WASHINGTON —
U.S. Homeland Security officials are downplaying the transfer of nearly $10 million from the U.S. disaster response agency to immigration enforcement efforts, first brought to national attention in a TV appearance by a senator Tuesday night.
Jeff Merkley, a Democrat from the northwestern state of Oregon, told a nightly MSNBC news program that the funds from the Federal Emergency Management Agency, or FEMA, were allocated for “detention beds” and “transportation and removal” by U.S. Immigration and Customs Enforcement. He shared a budget document that showed the funds “reprogrammed” for the FEMA “Operations and Support” fund.
Both agencies are part of the U.S. Department of Homeland Security (DHS).
DHS said the transfer of funds would neither affect FEMA’s readiness for emergencies, nor support immigration enforcement.
In a statement emailed to reporters Wednesday morning, a DHS spokesperson referred to “misinformed reports” of the $9.8 million transfer.
The department did not deny the transfer, instead saying the money was not part of FEMA’s disaster response.
Citing an unnamed “DHS official,” the statement added that the “mission-impact on FEMA response and recovery of this transfer of funds is zero.”
Top DHS spokesman Tyler Q. Houlton tweeted during the show, “Under no circumstances was any disaster relief funding transferred from @fema to immigration enforcement efforts.”
A Washington Post report indicates the document was written in June and approved by Congress between July and September.

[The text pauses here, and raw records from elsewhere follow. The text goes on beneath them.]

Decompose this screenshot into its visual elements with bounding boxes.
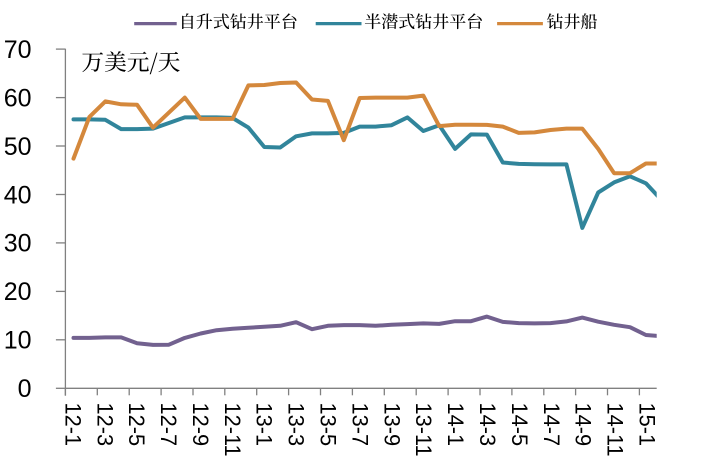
svg-text:40: 40 — [4, 181, 32, 209]
svg-text:14-5: 14-5 — [507, 403, 532, 447]
svg-text:14-7: 14-7 — [539, 403, 564, 447]
svg-text:12-1: 12-1 — [60, 403, 85, 447]
svg-text:13-3: 13-3 — [284, 403, 309, 447]
svg-text:12-9: 12-9 — [188, 403, 213, 447]
svg-text:14-9: 14-9 — [571, 403, 596, 447]
svg-text:14-3: 14-3 — [475, 403, 500, 447]
svg-text:0: 0 — [18, 375, 32, 403]
svg-text:13-11: 13-11 — [411, 403, 436, 457]
svg-text:20: 20 — [4, 278, 32, 306]
svg-text:13-7: 13-7 — [347, 403, 372, 447]
svg-text:60: 60 — [4, 84, 32, 112]
svg-text:14-1: 14-1 — [443, 403, 468, 447]
svg-text:70: 70 — [4, 36, 32, 64]
svg-text:10: 10 — [4, 327, 32, 355]
svg-text:14-11: 14-11 — [603, 403, 628, 457]
svg-text:12-5: 12-5 — [124, 403, 149, 447]
svg-text:50: 50 — [4, 133, 32, 161]
svg-text:13-9: 13-9 — [379, 403, 404, 447]
svg-text:12-3: 12-3 — [92, 403, 117, 447]
svg-text:15-1: 15-1 — [634, 403, 659, 447]
svg-text:12-11: 12-11 — [220, 403, 245, 457]
svg-text:12-7: 12-7 — [156, 403, 181, 447]
svg-text:13-1: 13-1 — [252, 403, 277, 447]
svg-text:30: 30 — [4, 230, 32, 258]
svg-text:13-5: 13-5 — [316, 403, 341, 447]
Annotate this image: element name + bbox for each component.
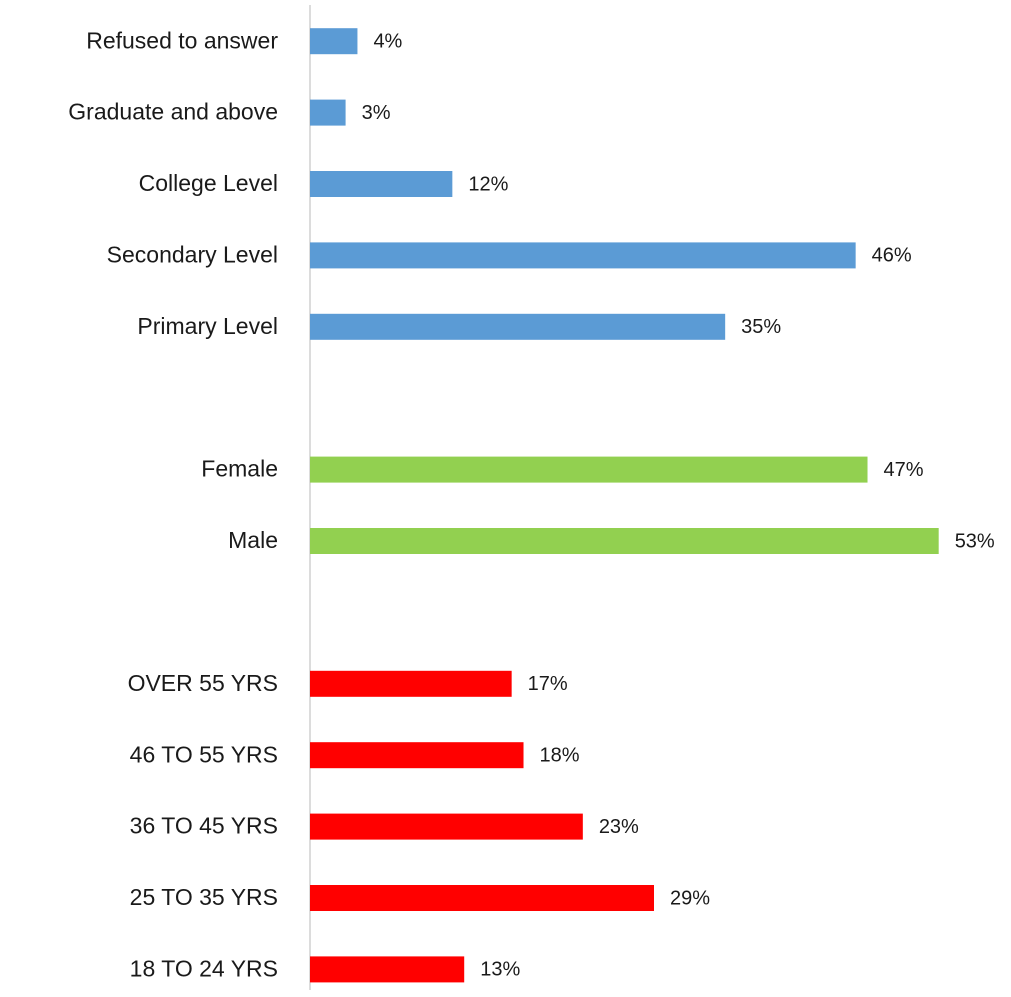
category-label: 25 TO 35 YRS [130,884,278,910]
category-label: Female [201,456,278,482]
value-label: 46% [872,245,912,267]
value-label: 29% [670,887,710,909]
value-label: 23% [599,816,639,838]
category-label: Male [228,527,278,553]
bar [310,956,465,983]
bar [310,242,856,269]
bar [310,670,512,697]
bar [310,742,524,769]
value-label: 13% [480,959,520,981]
value-label: 17% [528,673,568,695]
category-label: 46 TO 55 YRS [130,741,278,767]
bar [310,813,583,840]
value-label: 3% [362,102,391,124]
bar [310,885,654,911]
category-label: Graduate and above [68,99,278,125]
value-label: 53% [955,530,995,552]
bar [310,456,868,483]
bar [310,171,453,197]
value-label: 35% [741,316,781,338]
value-label: 18% [540,744,580,766]
bar [310,528,939,554]
category-label: College Level [139,170,278,196]
value-label: 4% [373,30,402,52]
category-label: Secondary Level [107,241,278,267]
category-label: Refused to answer [86,27,278,53]
category-label: 18 TO 24 YRS [130,955,278,981]
category-label: Primary Level [137,313,278,339]
bar [310,28,358,55]
value-label: 12% [468,173,508,195]
bar [310,313,726,340]
category-label: OVER 55 YRS [128,670,278,696]
category-label: 36 TO 45 YRS [130,813,278,839]
value-label: 47% [884,459,924,481]
bar [310,99,346,126]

DHS said the money was left over when FEMA management expenses “came in under budget” ahead of the end of the 2018 fiscal year on September 30, and that FEMA has a disaster response/recovery budget of $25 billion.

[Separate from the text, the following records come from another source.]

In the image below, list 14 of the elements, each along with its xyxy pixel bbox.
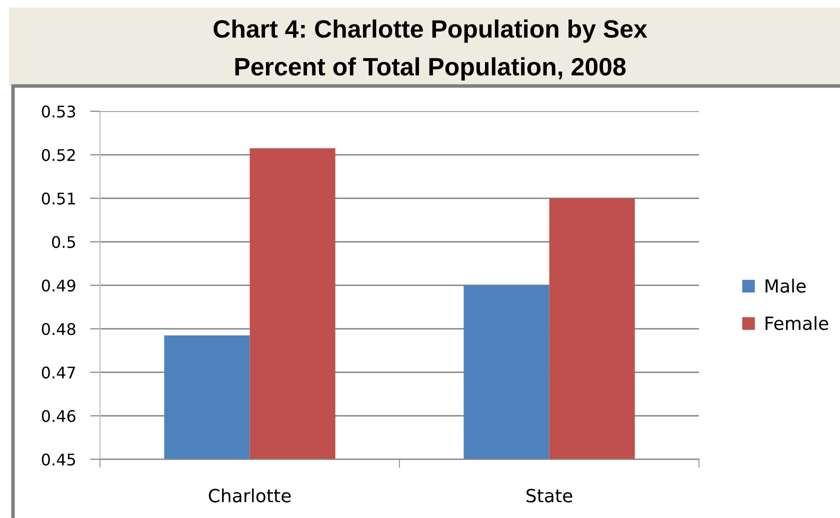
y-tick-label: 0.47 xyxy=(42,366,76,379)
y-tick-label: 0.51 xyxy=(42,192,75,205)
legend-label: Male xyxy=(766,278,806,293)
y-tick-label: 0.53 xyxy=(42,106,76,118)
legend-label: Female xyxy=(766,316,828,330)
y-tick-label: 0.46 xyxy=(42,410,76,422)
y-tick-label: 0.5 xyxy=(52,236,75,248)
chart-title: Chart 4: Charlotte Population by Sex Percent of Total Population, 2008 xyxy=(214,19,648,81)
y-tick-label: 0.48 xyxy=(42,323,76,336)
y-tick-label: 0.52 xyxy=(42,149,75,162)
y-tick-label: 0.49 xyxy=(42,280,76,292)
x-tick-label: Charlotte xyxy=(208,488,291,502)
y-tick-label: 0.45 xyxy=(42,454,75,466)
x-tick-label: State xyxy=(526,488,572,502)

The senator’s allegation on Tuesday hits the Trump administration on two of its more criticized policies: disaster preparedness and immigrant detention.

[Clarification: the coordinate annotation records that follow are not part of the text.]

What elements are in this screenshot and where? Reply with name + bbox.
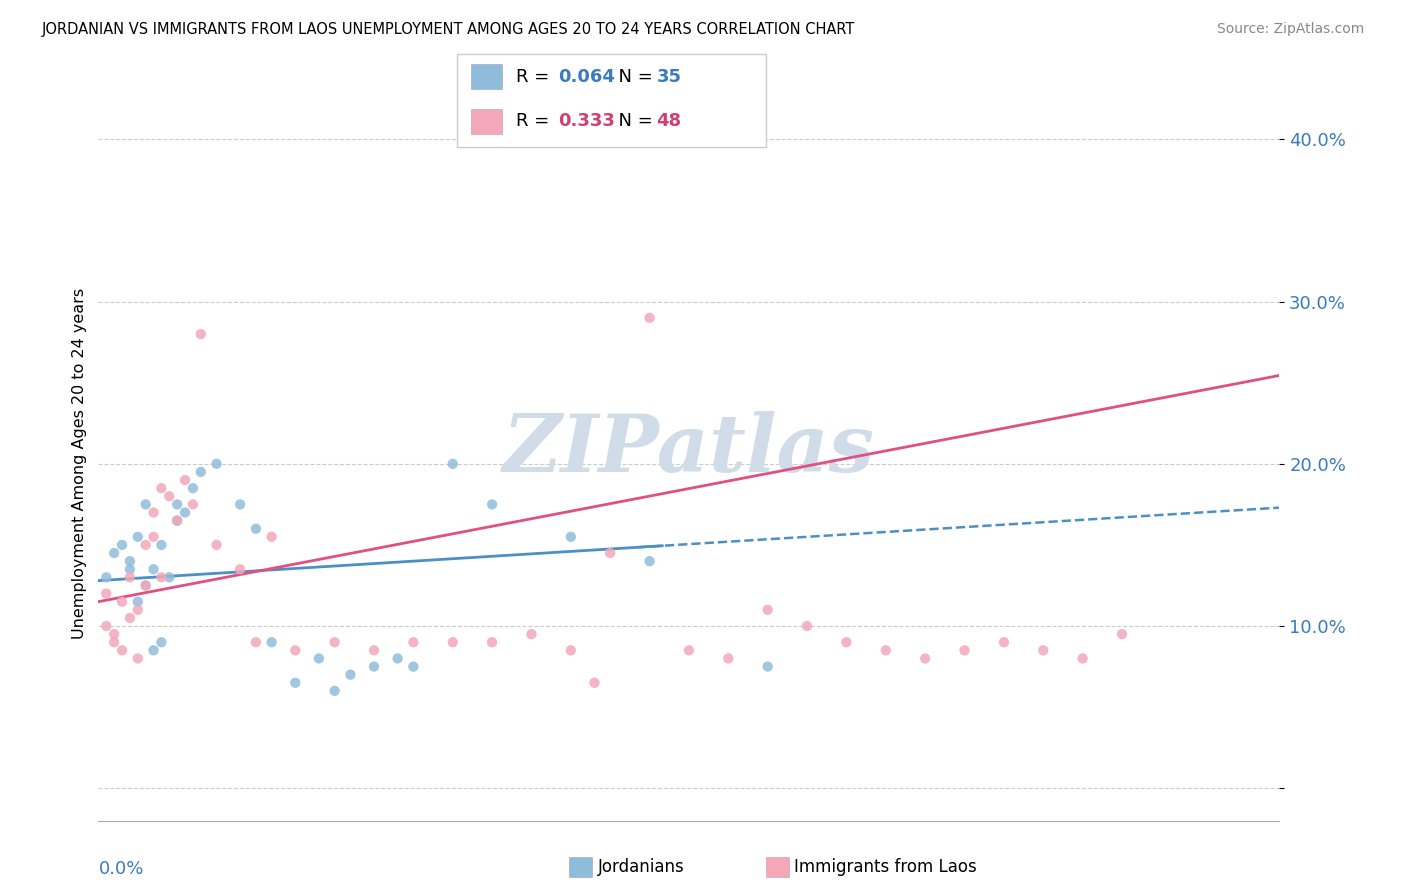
Point xyxy=(914,651,936,665)
Point xyxy=(583,675,606,690)
Point xyxy=(284,643,307,657)
Point xyxy=(103,635,125,649)
Point xyxy=(308,651,330,665)
Point xyxy=(127,651,149,665)
Point xyxy=(127,595,149,609)
Text: 35: 35 xyxy=(657,68,682,86)
Point xyxy=(796,619,818,633)
Point xyxy=(111,595,134,609)
Point xyxy=(638,554,661,568)
Point xyxy=(111,538,134,552)
Text: Immigrants from Laos: Immigrants from Laos xyxy=(794,858,977,876)
Point xyxy=(599,546,621,560)
Point xyxy=(678,643,700,657)
Point xyxy=(402,659,425,673)
Point xyxy=(363,659,385,673)
Text: ZIPatlas: ZIPatlas xyxy=(503,411,875,488)
Point xyxy=(560,530,582,544)
Point xyxy=(118,570,141,584)
Point xyxy=(993,635,1015,649)
Point xyxy=(717,651,740,665)
Point xyxy=(339,667,361,681)
Point xyxy=(142,562,165,576)
Point xyxy=(441,457,464,471)
Point xyxy=(441,635,464,649)
Text: N =: N = xyxy=(607,68,659,86)
Text: 48: 48 xyxy=(657,112,682,130)
Point xyxy=(181,497,204,511)
Point xyxy=(520,627,543,641)
Point xyxy=(875,643,897,657)
Point xyxy=(135,538,157,552)
Point xyxy=(756,603,779,617)
Point xyxy=(481,497,503,511)
Point xyxy=(166,514,188,528)
Point xyxy=(953,643,976,657)
Point xyxy=(142,530,165,544)
Point xyxy=(260,530,283,544)
Text: Jordanians: Jordanians xyxy=(598,858,685,876)
Point xyxy=(166,497,188,511)
Point xyxy=(166,514,188,528)
Point xyxy=(174,473,197,487)
Point xyxy=(127,603,149,617)
Y-axis label: Unemployment Among Ages 20 to 24 years: Unemployment Among Ages 20 to 24 years xyxy=(72,288,87,640)
Point xyxy=(118,611,141,625)
Point xyxy=(127,530,149,544)
Point xyxy=(96,619,118,633)
Text: R =: R = xyxy=(516,112,555,130)
Point xyxy=(402,635,425,649)
Point xyxy=(481,635,503,649)
Point xyxy=(1111,627,1133,641)
Text: R =: R = xyxy=(516,68,555,86)
Point xyxy=(174,506,197,520)
Point xyxy=(363,643,385,657)
Point xyxy=(323,635,346,649)
Point xyxy=(103,546,125,560)
Point xyxy=(190,327,212,342)
Point xyxy=(142,506,165,520)
Point xyxy=(150,481,173,495)
Text: N =: N = xyxy=(607,112,659,130)
Point xyxy=(245,635,267,649)
Point xyxy=(135,578,157,592)
Point xyxy=(284,675,307,690)
Text: JORDANIAN VS IMMIGRANTS FROM LAOS UNEMPLOYMENT AMONG AGES 20 TO 24 YEARS CORRELA: JORDANIAN VS IMMIGRANTS FROM LAOS UNEMPL… xyxy=(42,22,856,37)
Point xyxy=(1032,643,1054,657)
Point xyxy=(150,570,173,584)
Point xyxy=(190,465,212,479)
Text: 0.333: 0.333 xyxy=(558,112,614,130)
Point xyxy=(835,635,858,649)
Point xyxy=(756,659,779,673)
Point xyxy=(118,562,141,576)
Point xyxy=(229,562,252,576)
Point xyxy=(135,497,157,511)
Point xyxy=(229,497,252,511)
Point xyxy=(387,651,409,665)
Point xyxy=(150,635,173,649)
Point xyxy=(96,570,118,584)
Point xyxy=(638,310,661,325)
Point xyxy=(1071,651,1094,665)
Point xyxy=(96,586,118,600)
Point xyxy=(205,538,228,552)
Text: Source: ZipAtlas.com: Source: ZipAtlas.com xyxy=(1216,22,1364,37)
Point xyxy=(157,489,180,503)
Point xyxy=(245,522,267,536)
Point xyxy=(560,643,582,657)
Point xyxy=(150,538,173,552)
Point xyxy=(135,578,157,592)
Point xyxy=(157,570,180,584)
Point xyxy=(118,554,141,568)
Point xyxy=(260,635,283,649)
Text: 0.064: 0.064 xyxy=(558,68,614,86)
Point xyxy=(323,684,346,698)
Point xyxy=(142,643,165,657)
Text: 0.0%: 0.0% xyxy=(98,860,143,878)
Point xyxy=(205,457,228,471)
Point xyxy=(181,481,204,495)
Point xyxy=(103,627,125,641)
Point xyxy=(111,643,134,657)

The U.S. government response to natural disasters is under intense scrutiny after a study of hurricane deaths in Puerto Rico revised the original death toll — said to have been in the dozens — to nearly 3,000 people killed as a result of Hurricane Maria that hit the U.S. territory last year.
The Trump administration also has come under fire in recent months for its zealous immigration detention and deportation policies, which reached a peak with the separation of parents and children who crossed the U.S. border from Mexico earlier this year.
“To prioritize the separation and detention of families over providing relief to disaster-stricken communities is a scandalous use of taxpayer dollars,” said Ali Noorani, executive director of the National Immigration Forum. “Funding family separation, detention and deportation with money meant to help Americans prepare for and recover from natural disasters flies in the face of American values and puts public safety at risk.”
The financial fracas came to light Tuesday as several U.S. states in the mid-Atlantic and southeastern region have declared states of emergency ahead of Hurricane Florence. The Category 4 storm, which prompted the evacuation of more than a million residents of coastal areas in North and South Carolina, is expected to make landfall with “life-threatening storm surge and rainfall” in the coming days.
At last report, the storm was about 800 kilometers from the U.S. coast.